Commercial photographers are being charged $500 for a permit to take pictures of buildings in a small, historic town in Northern Alabama.

Photographer Don Broome said he was served with a violation notice two weeks ago and was told to leave the town of Mooresville, Ala., because he didn’t buy the permit before taking pictures. The town has a mere 60 residents and is listed in the National Register of Historic Places.

“This appears to be solely an effort to ban photography in this town by creating a fee that is so high photographers will not be able to pay it,” said Dennis R. Bailey, general counsel for the Alabama Press Association. “It’s clearly not a reasonable time, place or matter restriction on the exercise of First Amendment rights.”

Mayor Jerri McLain told the Associated Press that there must have been some confusion regarding the new policy, which was implemented in January.
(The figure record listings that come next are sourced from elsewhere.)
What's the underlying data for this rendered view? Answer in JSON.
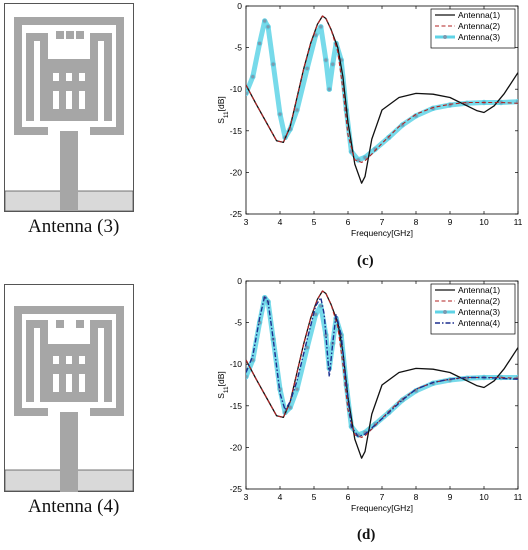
{
  "figure": {
    "left_captions": {
      "antenna_3": "Antenna (3)",
      "antenna_4": "Antenna (4)"
    },
    "panel_labels": {
      "c": "(c)",
      "d": "(d)"
    }
  },
  "colors": {
    "antenna_metal": "#a6a6a6",
    "ground_plane": "#d9d9d9",
    "antenna_1": "#111111",
    "antenna_2": "#b22222",
    "antenna_3": "#5fd3e6",
    "antenna_4": "#1c2f8f"
  },
  "chart_data": [
    {
      "type": "line",
      "panel": "(c)",
      "title": "",
      "xlabel": "Frequency[GHz]",
      "ylabel_main": "S",
      "ylabel_sub": "11",
      "ylabel_unit": "[dB]",
      "xlim": [
        3,
        11
      ],
      "ylim": [
        -25,
        0
      ],
      "xticks": [
        3,
        4,
        5,
        6,
        7,
        8,
        9,
        10,
        11
      ],
      "yticks": [
        0,
        -5,
        -10,
        -15,
        -20,
        -25
      ],
      "legend_position": "top-right",
      "series": [
        {
          "name": "Antenna(1)",
          "style": "solid",
          "x": [
            3,
            3.3,
            3.6,
            3.9,
            4.1,
            4.3,
            4.5,
            4.7,
            4.9,
            5.1,
            5.25,
            5.35,
            5.5,
            5.7,
            5.85,
            6.0,
            6.2,
            6.4,
            6.5,
            6.7,
            7.0,
            7.5,
            8.0,
            8.5,
            9.0,
            9.5,
            9.8,
            10.0,
            10.3,
            10.6,
            11
          ],
          "y": [
            -9.5,
            -11.8,
            -14.0,
            -16.2,
            -16.4,
            -14.5,
            -11.0,
            -7.5,
            -4.5,
            -2.2,
            -1.2,
            -1.5,
            -2.8,
            -5.0,
            -8.5,
            -14.0,
            -19.0,
            -21.3,
            -20.5,
            -16.0,
            -12.5,
            -11.0,
            -10.5,
            -10.6,
            -11.0,
            -12.0,
            -12.6,
            -12.8,
            -12.0,
            -10.5,
            -8.0
          ]
        },
        {
          "name": "Antenna(2)",
          "style": "dashed",
          "x": [
            3,
            3.3,
            3.6,
            3.9,
            4.1,
            4.3,
            4.5,
            4.7,
            4.9,
            5.1,
            5.25,
            5.35,
            5.5,
            5.7,
            5.85,
            6.0,
            6.2,
            6.4,
            6.5,
            6.7,
            7.0,
            7.5,
            8.0,
            8.5,
            9.0,
            9.5,
            10.0,
            10.5,
            11
          ],
          "y": [
            -9.5,
            -11.8,
            -14.0,
            -16.2,
            -16.4,
            -14.5,
            -11.0,
            -7.5,
            -4.5,
            -2.2,
            -1.2,
            -1.5,
            -2.8,
            -5.5,
            -10.0,
            -15.5,
            -18.5,
            -18.8,
            -18.6,
            -17.8,
            -16.5,
            -14.5,
            -13.0,
            -12.2,
            -11.8,
            -11.6,
            -11.6,
            -11.6,
            -11.7
          ]
        },
        {
          "name": "Antenna(3)",
          "style": "solid-star",
          "x": [
            3,
            3.2,
            3.4,
            3.55,
            3.65,
            3.8,
            4.0,
            4.15,
            4.3,
            4.5,
            4.8,
            5.05,
            5.2,
            5.35,
            5.45,
            5.55,
            5.65,
            5.8,
            5.95,
            6.1,
            6.3,
            6.5,
            6.8,
            7.2,
            7.6,
            8.0,
            8.5,
            9.0,
            9.5,
            10.0,
            10.5,
            11
          ],
          "y": [
            -10.5,
            -8.5,
            -4.5,
            -1.8,
            -2.5,
            -7.0,
            -13.0,
            -15.8,
            -14.8,
            -12.5,
            -7.5,
            -3.5,
            -2.5,
            -6.5,
            -10.0,
            -7.0,
            -4.5,
            -6.5,
            -12.5,
            -17.5,
            -18.5,
            -18.2,
            -17.2,
            -15.8,
            -14.3,
            -13.2,
            -12.3,
            -11.9,
            -11.7,
            -11.6,
            -11.6,
            -11.5
          ]
        }
      ]
    },
    {
      "type": "line",
      "panel": "(d)",
      "title": "",
      "xlabel": "Frequency[GHz]",
      "ylabel_main": "S",
      "ylabel_sub": "11",
      "ylabel_unit": "[dB]",
      "xlim": [
        3,
        11
      ],
      "ylim": [
        -25,
        0
      ],
      "xticks": [
        3,
        4,
        5,
        6,
        7,
        8,
        9,
        10,
        11
      ],
      "yticks": [
        0,
        -5,
        -10,
        -15,
        -20,
        -25
      ],
      "legend_position": "top-right",
      "series": [
        {
          "name": "Antenna(1)",
          "style": "solid",
          "x": [
            3,
            3.3,
            3.6,
            3.9,
            4.1,
            4.3,
            4.5,
            4.7,
            4.9,
            5.1,
            5.25,
            5.35,
            5.5,
            5.7,
            5.85,
            6.0,
            6.2,
            6.4,
            6.5,
            6.7,
            7.0,
            7.5,
            8.0,
            8.5,
            9.0,
            9.5,
            9.8,
            10.0,
            10.3,
            10.6,
            11
          ],
          "y": [
            -9.5,
            -11.8,
            -14.0,
            -16.2,
            -16.4,
            -14.5,
            -11.0,
            -7.5,
            -4.5,
            -2.2,
            -1.2,
            -1.5,
            -2.8,
            -5.0,
            -8.5,
            -14.0,
            -19.0,
            -21.3,
            -20.5,
            -16.0,
            -12.5,
            -11.0,
            -10.5,
            -10.6,
            -11.0,
            -12.0,
            -12.6,
            -12.8,
            -12.0,
            -10.5,
            -8.0
          ]
        },
        {
          "name": "Antenna(2)",
          "style": "dashed",
          "x": [
            3,
            3.3,
            3.6,
            3.9,
            4.1,
            4.3,
            4.5,
            4.7,
            4.9,
            5.1,
            5.25,
            5.35,
            5.5,
            5.7,
            5.85,
            6.0,
            6.2,
            6.4,
            6.5,
            6.7,
            7.0,
            7.5,
            8.0,
            8.5,
            9.0,
            9.5,
            10.0,
            10.5,
            11
          ],
          "y": [
            -9.5,
            -11.8,
            -14.0,
            -16.2,
            -16.4,
            -14.5,
            -11.0,
            -7.5,
            -4.5,
            -2.2,
            -1.2,
            -1.5,
            -2.8,
            -5.5,
            -10.0,
            -15.5,
            -18.5,
            -18.8,
            -18.6,
            -17.8,
            -16.5,
            -14.5,
            -13.0,
            -12.2,
            -11.8,
            -11.6,
            -11.6,
            -11.6,
            -11.7
          ]
        },
        {
          "name": "Antenna(3)",
          "style": "solid-star",
          "x": [
            3,
            3.2,
            3.4,
            3.55,
            3.65,
            3.8,
            4.0,
            4.15,
            4.3,
            4.5,
            4.8,
            5.05,
            5.2,
            5.35,
            5.45,
            5.55,
            5.65,
            5.8,
            5.95,
            6.1,
            6.3,
            6.5,
            6.8,
            7.2,
            7.6,
            8.0,
            8.5,
            9.0,
            9.5,
            10.0,
            10.5,
            11
          ],
          "y": [
            -11.5,
            -9.5,
            -5.0,
            -2.0,
            -2.5,
            -7.0,
            -13.0,
            -15.8,
            -15.2,
            -13.0,
            -8.0,
            -4.0,
            -3.0,
            -6.5,
            -10.5,
            -7.5,
            -4.5,
            -6.5,
            -12.5,
            -17.5,
            -18.5,
            -18.2,
            -17.2,
            -15.8,
            -14.3,
            -13.2,
            -12.3,
            -11.9,
            -11.7,
            -11.6,
            -11.6,
            -11.6
          ]
        },
        {
          "name": "Antenna(4)",
          "style": "dashdot",
          "x": [
            3,
            3.2,
            3.4,
            3.55,
            3.65,
            3.8,
            4.0,
            4.15,
            4.3,
            4.5,
            4.8,
            5.05,
            5.2,
            5.3,
            5.45,
            5.55,
            5.65,
            5.8,
            5.95,
            6.1,
            6.3,
            6.5,
            6.8,
            7.2,
            7.6,
            8.0,
            8.5,
            9.0,
            9.5,
            10.0,
            10.5,
            11
          ],
          "y": [
            -11.0,
            -9.0,
            -4.5,
            -1.8,
            -2.5,
            -7.0,
            -13.5,
            -15.5,
            -14.5,
            -12.0,
            -7.0,
            -3.0,
            -2.0,
            -4.0,
            -11.5,
            -7.5,
            -4.0,
            -6.5,
            -12.5,
            -17.5,
            -18.7,
            -18.4,
            -17.3,
            -15.8,
            -14.3,
            -13.0,
            -12.2,
            -11.8,
            -11.6,
            -11.6,
            -11.7,
            -11.8
          ]
        }
      ]
    }
  ]
}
McLain said only commercial photographers who actually step onto property to take pictures and those who regularly book several clients are required to buy the permit.

Broome should be exempt from the permit because he didn’t have a subject in the photo and he isn’t in Mooresville regularly, according to the mayor. Broome lives in Huntsville, a larger city about 20 miles east of Mooresville.

Bailey said the restriction shouldn’t apply to commercial photographers at all though, unless they have multiple people working with them and are at a certain location for an extended amount of time – specific criteria other cities put forth as prerequisites for similar permits.

“The city will have to show a relationship with this permit fee and the cost of government in regulating this activity,” Bailey said. “And, they can’t possibly justify this kind of fee with a photographer who just has a camera around his neck to take a picture of the courthouse.”

Bailey said this restriction could easily shift into the realm of newspaper photography because a lot of smaller newspapers rely on freelance photographers, who often conduct their business much like commercial photographers. It will depend upon how “commercial” is defined, he said.